Rodrigo Paniago, engenheiro agrônomo e consultor agropecuário explica que o código florestal brasileiro é um dos mais restritivos do mundo

Rodrigo Paniago, engenheiro agrônomo e consultor agropecuário (Divulgação/Boviplan)
Rodrigo Paniago, engenheiro agrônomo e consultor agropecuário (Divulgação/Boviplan)

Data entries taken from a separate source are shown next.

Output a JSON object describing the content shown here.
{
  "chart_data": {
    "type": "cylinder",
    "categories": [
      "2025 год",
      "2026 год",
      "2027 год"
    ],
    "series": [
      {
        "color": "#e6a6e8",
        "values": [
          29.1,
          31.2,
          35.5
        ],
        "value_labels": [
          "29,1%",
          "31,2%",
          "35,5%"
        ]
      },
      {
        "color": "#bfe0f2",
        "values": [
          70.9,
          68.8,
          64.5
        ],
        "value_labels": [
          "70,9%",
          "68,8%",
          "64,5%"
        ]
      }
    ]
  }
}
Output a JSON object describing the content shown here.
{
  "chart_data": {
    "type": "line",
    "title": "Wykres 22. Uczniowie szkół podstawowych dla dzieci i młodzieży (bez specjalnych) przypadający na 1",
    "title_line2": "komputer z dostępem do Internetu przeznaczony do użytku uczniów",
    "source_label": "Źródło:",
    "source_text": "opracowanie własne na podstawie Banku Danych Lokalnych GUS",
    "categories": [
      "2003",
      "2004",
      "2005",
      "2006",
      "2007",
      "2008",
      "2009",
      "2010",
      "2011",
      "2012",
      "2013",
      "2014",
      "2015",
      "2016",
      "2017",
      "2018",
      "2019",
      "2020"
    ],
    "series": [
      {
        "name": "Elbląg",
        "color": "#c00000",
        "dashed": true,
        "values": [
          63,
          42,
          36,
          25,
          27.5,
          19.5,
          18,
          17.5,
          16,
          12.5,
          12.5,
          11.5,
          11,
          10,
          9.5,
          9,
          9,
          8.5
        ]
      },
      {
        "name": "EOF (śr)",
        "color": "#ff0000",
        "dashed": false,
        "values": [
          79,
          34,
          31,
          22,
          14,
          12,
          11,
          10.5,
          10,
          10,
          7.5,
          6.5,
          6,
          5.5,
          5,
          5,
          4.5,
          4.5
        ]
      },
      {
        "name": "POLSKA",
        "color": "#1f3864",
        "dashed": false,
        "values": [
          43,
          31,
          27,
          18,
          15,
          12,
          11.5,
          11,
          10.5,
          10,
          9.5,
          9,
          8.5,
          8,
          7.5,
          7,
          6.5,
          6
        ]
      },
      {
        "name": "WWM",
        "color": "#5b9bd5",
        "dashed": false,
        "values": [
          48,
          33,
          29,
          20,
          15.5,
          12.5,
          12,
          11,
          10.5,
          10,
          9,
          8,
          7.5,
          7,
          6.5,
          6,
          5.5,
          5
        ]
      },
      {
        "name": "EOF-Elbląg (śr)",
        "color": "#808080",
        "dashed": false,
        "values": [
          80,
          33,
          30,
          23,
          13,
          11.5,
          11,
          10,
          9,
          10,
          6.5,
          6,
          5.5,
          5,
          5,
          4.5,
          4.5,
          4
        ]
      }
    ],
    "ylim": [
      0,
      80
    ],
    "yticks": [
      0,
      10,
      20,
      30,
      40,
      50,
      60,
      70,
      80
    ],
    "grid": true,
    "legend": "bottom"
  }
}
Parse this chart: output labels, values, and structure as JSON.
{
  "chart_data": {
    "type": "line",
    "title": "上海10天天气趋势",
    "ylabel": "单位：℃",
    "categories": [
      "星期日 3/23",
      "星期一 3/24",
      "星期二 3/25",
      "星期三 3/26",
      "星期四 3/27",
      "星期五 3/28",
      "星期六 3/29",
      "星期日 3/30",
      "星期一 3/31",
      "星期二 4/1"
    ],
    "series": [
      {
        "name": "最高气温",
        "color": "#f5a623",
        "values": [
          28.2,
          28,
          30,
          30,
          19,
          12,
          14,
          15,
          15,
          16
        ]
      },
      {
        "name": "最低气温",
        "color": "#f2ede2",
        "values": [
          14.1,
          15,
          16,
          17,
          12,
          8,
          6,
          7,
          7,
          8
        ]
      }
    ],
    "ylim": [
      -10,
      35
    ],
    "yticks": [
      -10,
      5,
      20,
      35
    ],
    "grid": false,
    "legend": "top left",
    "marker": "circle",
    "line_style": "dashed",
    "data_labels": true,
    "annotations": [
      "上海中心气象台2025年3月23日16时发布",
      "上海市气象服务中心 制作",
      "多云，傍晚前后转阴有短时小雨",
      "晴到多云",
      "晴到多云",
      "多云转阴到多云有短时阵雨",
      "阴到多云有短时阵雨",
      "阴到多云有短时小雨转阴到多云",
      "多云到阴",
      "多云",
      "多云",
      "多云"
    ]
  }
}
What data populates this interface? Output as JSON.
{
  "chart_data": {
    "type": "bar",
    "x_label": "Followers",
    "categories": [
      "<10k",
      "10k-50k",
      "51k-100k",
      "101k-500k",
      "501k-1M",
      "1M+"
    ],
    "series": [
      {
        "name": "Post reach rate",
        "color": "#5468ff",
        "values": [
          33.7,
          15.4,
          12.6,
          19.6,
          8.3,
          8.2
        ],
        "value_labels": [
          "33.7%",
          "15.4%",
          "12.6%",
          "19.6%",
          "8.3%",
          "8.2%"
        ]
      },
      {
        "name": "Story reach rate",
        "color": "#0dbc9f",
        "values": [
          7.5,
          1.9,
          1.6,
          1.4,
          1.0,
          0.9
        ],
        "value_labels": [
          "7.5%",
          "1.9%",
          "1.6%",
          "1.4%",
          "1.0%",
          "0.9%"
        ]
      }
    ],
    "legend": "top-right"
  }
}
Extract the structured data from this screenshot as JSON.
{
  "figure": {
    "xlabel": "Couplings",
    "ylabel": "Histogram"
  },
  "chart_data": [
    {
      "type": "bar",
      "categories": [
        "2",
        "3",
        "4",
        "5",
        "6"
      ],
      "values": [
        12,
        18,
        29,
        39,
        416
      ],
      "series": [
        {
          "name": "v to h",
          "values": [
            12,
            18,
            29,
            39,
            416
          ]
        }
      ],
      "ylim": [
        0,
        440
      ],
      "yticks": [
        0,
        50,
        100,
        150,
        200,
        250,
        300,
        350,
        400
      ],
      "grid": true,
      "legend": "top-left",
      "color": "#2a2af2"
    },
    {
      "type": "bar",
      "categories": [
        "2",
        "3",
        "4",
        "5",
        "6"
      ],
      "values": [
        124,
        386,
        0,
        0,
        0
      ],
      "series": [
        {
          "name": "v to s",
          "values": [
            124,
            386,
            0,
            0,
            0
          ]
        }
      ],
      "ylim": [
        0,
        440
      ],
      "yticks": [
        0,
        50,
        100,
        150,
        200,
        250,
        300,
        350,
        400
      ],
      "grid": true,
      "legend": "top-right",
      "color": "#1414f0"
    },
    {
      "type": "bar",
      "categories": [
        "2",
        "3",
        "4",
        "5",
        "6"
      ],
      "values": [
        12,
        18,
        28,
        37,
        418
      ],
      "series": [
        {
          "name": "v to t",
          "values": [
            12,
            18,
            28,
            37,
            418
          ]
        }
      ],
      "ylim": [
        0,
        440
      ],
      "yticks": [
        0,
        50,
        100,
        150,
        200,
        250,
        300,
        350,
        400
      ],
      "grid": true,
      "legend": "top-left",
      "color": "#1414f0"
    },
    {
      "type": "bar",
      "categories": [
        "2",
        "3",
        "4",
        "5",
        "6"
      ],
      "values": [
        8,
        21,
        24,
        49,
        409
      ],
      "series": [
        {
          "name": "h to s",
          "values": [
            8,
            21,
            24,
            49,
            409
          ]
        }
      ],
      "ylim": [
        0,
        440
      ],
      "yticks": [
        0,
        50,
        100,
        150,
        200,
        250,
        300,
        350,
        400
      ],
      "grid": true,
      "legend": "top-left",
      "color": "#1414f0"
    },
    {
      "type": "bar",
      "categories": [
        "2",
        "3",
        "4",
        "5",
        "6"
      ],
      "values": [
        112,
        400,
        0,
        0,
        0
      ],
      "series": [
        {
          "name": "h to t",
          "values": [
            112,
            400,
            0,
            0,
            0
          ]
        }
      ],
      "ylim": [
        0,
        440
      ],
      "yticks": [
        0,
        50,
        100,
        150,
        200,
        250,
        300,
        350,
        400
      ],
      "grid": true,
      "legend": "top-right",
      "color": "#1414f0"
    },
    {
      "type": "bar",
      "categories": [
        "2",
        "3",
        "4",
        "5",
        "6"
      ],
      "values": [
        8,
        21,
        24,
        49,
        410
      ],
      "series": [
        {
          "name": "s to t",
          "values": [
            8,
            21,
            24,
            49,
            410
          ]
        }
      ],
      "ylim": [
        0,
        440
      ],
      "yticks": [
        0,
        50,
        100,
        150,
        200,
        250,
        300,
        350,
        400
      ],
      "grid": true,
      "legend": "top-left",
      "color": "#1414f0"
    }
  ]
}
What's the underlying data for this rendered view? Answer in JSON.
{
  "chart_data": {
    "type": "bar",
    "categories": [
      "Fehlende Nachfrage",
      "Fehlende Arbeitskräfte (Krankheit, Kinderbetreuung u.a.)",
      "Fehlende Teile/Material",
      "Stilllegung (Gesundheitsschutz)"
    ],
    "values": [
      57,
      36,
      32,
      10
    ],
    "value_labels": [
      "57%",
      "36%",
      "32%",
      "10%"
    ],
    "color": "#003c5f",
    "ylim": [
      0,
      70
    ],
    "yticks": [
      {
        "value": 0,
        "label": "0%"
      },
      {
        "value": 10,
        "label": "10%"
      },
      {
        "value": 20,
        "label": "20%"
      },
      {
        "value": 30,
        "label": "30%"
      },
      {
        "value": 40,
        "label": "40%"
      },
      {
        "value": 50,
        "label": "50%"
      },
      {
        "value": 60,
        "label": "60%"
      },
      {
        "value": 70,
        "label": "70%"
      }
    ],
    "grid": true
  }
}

Logo após o início das inundações que vitimaram milhares de pessoas, entre mortos, feridos e desabrigados, no Rio Grande do Sul, a tese de que o aumento das lavouras de soja, no lugar de matas nativas, teria aumentado as proporções da tragédia surgiu. Para entender melhor sobre o tema, o Instituto Millenium escutou o outro lado, que também foi um dos setores que sofreram mais prejuízos. Leia abaixo a entrevista com Rodrigo Paniago, engenheiro agrônomo, consultor e sócio proprietário da Boviplan Consultoria Agropecuária. Rodrigo é também assessor técnico da Associação De Olho no Material Escolar, que identifica vieses nos livros usados pelos estudantes brasileiros.  

Instituto Milllenium: Diante da tragédia ocorrida no Rio Grande do Sul, há a especulação de que um dos fatores que contribuíram para o seu agravamento foi o aumento vertiginoso de lavouras de soja e silvicultura na região, no lugar da vegetação nativa. Acredita que essa desconfiança tenha fundamento? 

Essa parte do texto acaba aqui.